The cult centered of course on the person of Jesus. Yet, it is not surprising to find some graffiti bearing the name of Peter. From the strictly archaeological point of view, the enlarged domus-ecclesia of the fourth century constitutes a unique discovery. It is a tripartite structure having the atrium to the E and the focal point to the W; furthermore the building is set apart from the rest of town by an enclosure wall. These basic elements are strongly reminiscent of the general plan of the Temple in Jerusalem. Such similarities cannot be interpreted as accidental, especially when we think that Christians from Jewish stock lived in Capernaum in the first four centuries of the Christian era.

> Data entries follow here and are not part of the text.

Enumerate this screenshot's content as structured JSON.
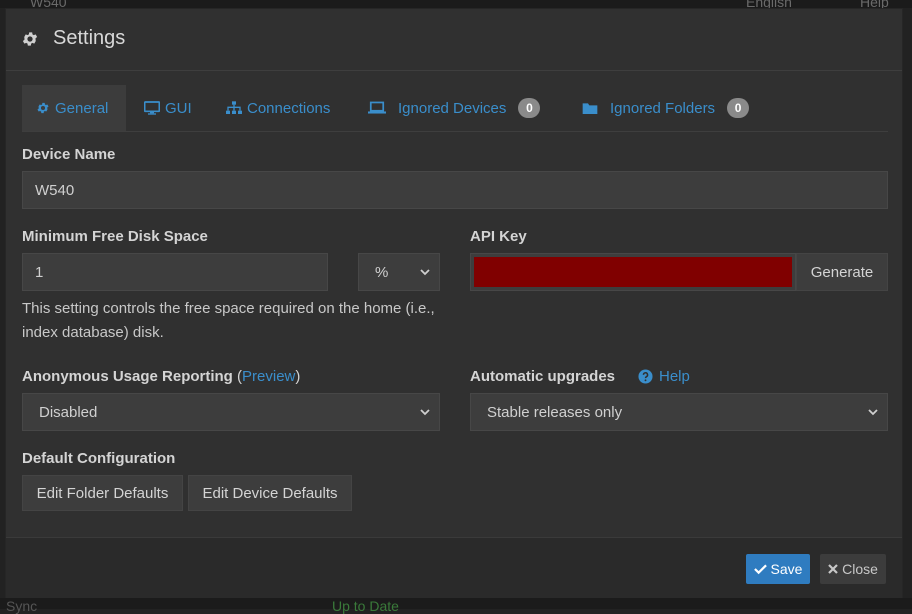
{
  "background": {
    "top_left_text": "W540",
    "top_language": "English",
    "top_help": "Help",
    "bottom_left_text": "Sync",
    "bottom_status": "Up to Date"
  },
  "modal": {
    "title": "Settings",
    "icon": "gear-icon"
  },
  "tabs": [
    {
      "label": "General",
      "icon": "gear-icon",
      "active": true
    },
    {
      "label": "GUI",
      "icon": "monitor-icon"
    },
    {
      "label": "Connections",
      "icon": "sitemap-icon"
    },
    {
      "label": "Ignored Devices",
      "icon": "laptop-icon",
      "badge": "0"
    },
    {
      "label": "Ignored Folders",
      "icon": "folder-icon",
      "badge": "0"
    }
  ],
  "general": {
    "device_name": {
      "label": "Device Name",
      "value": "W540"
    },
    "min_disk": {
      "label": "Minimum Free Disk Space",
      "value": "1",
      "unit": "%",
      "help": "This setting controls the free space required on the home (i.e., index database) disk."
    },
    "api_key": {
      "label": "API Key",
      "field_color": "#800000",
      "generate_label": "Generate"
    },
    "usage": {
      "label": "Anonymous Usage Reporting",
      "paren_open": "(",
      "preview_link": "Preview",
      "paren_close": ")",
      "value": "Disabled"
    },
    "upgrades": {
      "label": "Automatic upgrades",
      "help_link": "Help",
      "value": "Stable releases only"
    },
    "default_config": {
      "label": "Default Configuration",
      "edit_folder": "Edit Folder Defaults",
      "edit_device": "Edit Device Defaults"
    }
  },
  "footer": {
    "save_label": "Save",
    "close_label": "Close"
  },
  "colors": {
    "accent": "#3a8ecb",
    "save_button": "#2f7cc0",
    "api_key_redacted": "#800000"
  }
}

The fourth century domus-ecclesia was described by Egeria in these terms: "In Capernaum autem ex domo apostolorum principis ecclesia facta est, cuius parietes usque hodie ita stant, sicut fuerunt", i. e. "The house of the prince of the Apostles (St. Peter) in Capernaum was changed into a church; the walls, however, (of that house) are still standing as they were (in the past)". This precious passage of Egeria reached us through Petrus Diaconus (1137) and is important for several reasons. Egeria does not speak of a common church, but of a house changed into a church. To stress this point, Egeria underlines the fact that the walls of the old house were still standing as in the past. Secondly, this change of a private house into a place for religious gatherings took place in the past (facta est). Finally the house converted into a church was nothing less than the house of the prince of the Apostles, i. e. of Simon Peter. Nobody can miss the striking accuracy of Egeria's description in the light of our archaeological discoveries.